Working in VFX, I'd echo the conclusion that there isn't really a standard. It's all over the place with the various software out there. I'd say you're doing all right if you can at least establish your own and stick to it.
As far as left-handed or right-handed coordinate systems, with all the popular 3D software out there ranging from like Unreal Engine to Unity to Marmoset to Maya to 3DS Max to XSI to Blender, it's rather split in my experience with no strong signs of convergence. I think right-handed might be ever so-slightly common in what I've encountered (in terms of world space), but not to the point where I'd even declare it de-facto standard.
When it comes to Y/Z in world space, it is more common in my experience to see Y pointing up/down (vertical) and Z pointing in/out (depth). I suspect the mindset there is to label the world in terms of the initial viewing plane in front view. Yet there are some big dogs like 3DS Max who use Z for vertical, perhaps with the mindset of thinking of world space axis labeling in terms of the ground plane.
Needless to say, lots of time wasted debugging until I realized what the problem actually was.
For this type of thing, and as one who isn't the type to debug code and start drawing out mathematical notes and diagrams on drawing boards figuring out where I went wrong (I envy people who have the patience and mindset to do this, however), I found it very helpful to have like a "visual debug" library where I can temporarily draw lines and planes and axes and so forth (like old school debugging with printf
output to figure out where we went wrong, only with visual outputs to the viewport). It requires some patience of its own as well, but I find it immensely useful in these cases. I've often found with algorithms heavy on the linear algebra that crawling is faster than running and falling into a ditch, to test every single function's visual output for correctness as we're trying to implement something complex. It's like "visual TDD", since I'm often lacking in the smarts to verify correctness in elaborate mathematical ways in these cases short of just seeing if it gives the correct visual output.
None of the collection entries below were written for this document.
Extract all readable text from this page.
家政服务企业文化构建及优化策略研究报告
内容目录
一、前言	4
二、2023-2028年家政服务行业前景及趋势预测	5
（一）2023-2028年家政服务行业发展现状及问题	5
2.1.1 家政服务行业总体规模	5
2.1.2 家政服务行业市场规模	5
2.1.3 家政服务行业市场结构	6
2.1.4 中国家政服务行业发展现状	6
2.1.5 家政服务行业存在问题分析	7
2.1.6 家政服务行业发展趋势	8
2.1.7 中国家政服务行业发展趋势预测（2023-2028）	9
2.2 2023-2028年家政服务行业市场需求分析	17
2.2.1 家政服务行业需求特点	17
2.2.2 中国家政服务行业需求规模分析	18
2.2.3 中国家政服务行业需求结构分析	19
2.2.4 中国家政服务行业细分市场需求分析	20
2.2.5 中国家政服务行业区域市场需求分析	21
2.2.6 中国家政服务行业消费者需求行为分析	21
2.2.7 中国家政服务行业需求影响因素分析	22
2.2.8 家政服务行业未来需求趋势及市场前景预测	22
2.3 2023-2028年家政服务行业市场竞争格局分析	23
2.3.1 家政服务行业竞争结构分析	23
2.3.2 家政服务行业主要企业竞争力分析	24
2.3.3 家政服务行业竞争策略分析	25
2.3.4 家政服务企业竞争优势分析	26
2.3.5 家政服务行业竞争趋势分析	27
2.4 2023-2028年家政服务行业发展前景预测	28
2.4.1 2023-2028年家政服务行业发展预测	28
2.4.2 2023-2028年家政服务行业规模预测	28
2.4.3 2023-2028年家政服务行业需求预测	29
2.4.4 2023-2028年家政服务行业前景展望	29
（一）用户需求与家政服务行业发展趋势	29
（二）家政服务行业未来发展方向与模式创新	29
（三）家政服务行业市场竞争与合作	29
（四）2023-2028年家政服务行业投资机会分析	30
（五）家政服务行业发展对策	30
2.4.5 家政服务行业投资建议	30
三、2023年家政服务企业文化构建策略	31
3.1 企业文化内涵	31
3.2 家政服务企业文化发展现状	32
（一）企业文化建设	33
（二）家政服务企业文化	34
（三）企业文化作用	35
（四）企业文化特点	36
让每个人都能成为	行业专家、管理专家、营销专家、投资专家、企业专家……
A small sample of my own little notes and "visual babystepping" (I have hundreds of these), and if I'm working from a paper I actually try to match their own diagrams of the intermediate steps of the algorithm to verify that I'm implementing it correctly so far. I have little functions like db_line
(draw a debugging line into viewport) along with similar functions to draw labels and points and axes and planes and matrix coordinate systems and such.
Also getting a bit fancy but I tend to prototype these things in script and made it so I can trace through the script line by line and plot what it's doing, one step-at-a-time, into a "debug watch viewport" where I can pan and rotate and zoom around while the script is at a breakpoint to visually examine results as well as plot new things while the script is halted. That might seem a bit overengineered but it was only through building and leaning on tools like this that I was ever able to keep up with the mathematical wizards in my industry. Otherwise I'm the type where if I'm asked to implement an IK solver on a motion hierarchy, I might get the initial implementation 99% correct on the first day only to spend the remainder of the entire week trying to figure out the 1% place where I went wrong in hindsight; with this I can catch those mistakes as I'm making them usually and save so much time.
It's like if I'm trying to test out a complex transformation involving multiple coordinate systems and paths and objects, then I can write a proper automate unit test verifying that the object ends up in the correct place after that series of transformations. But if something goes wrong in the implementation of whatever interface I'm testing and the test fails, I just lack the smarts to debug it without visualizing what's going on. So for me at least, it's so helpful to develop these algorithms in tiny little babysteps where we visually output the result of each little function we write for correctness.
Otherwise if something went wrong, I'd find myself staring at a boatload of numbers in the debugger that look like gibberish to me unless I actually start manually plotting things like points and lines and such on the drawing board, at which point it becomes a lot simpler to just let the computer do that for me and see where I went wrong. So this second part of the answer is not as directly related to your immediate question relating to standards, but I figure it might help for what you're trying to avoid which is spending ages trying to figure out where you went wrong (which is something I find all too common in this domain if we don't kind of test each little teeny step individually).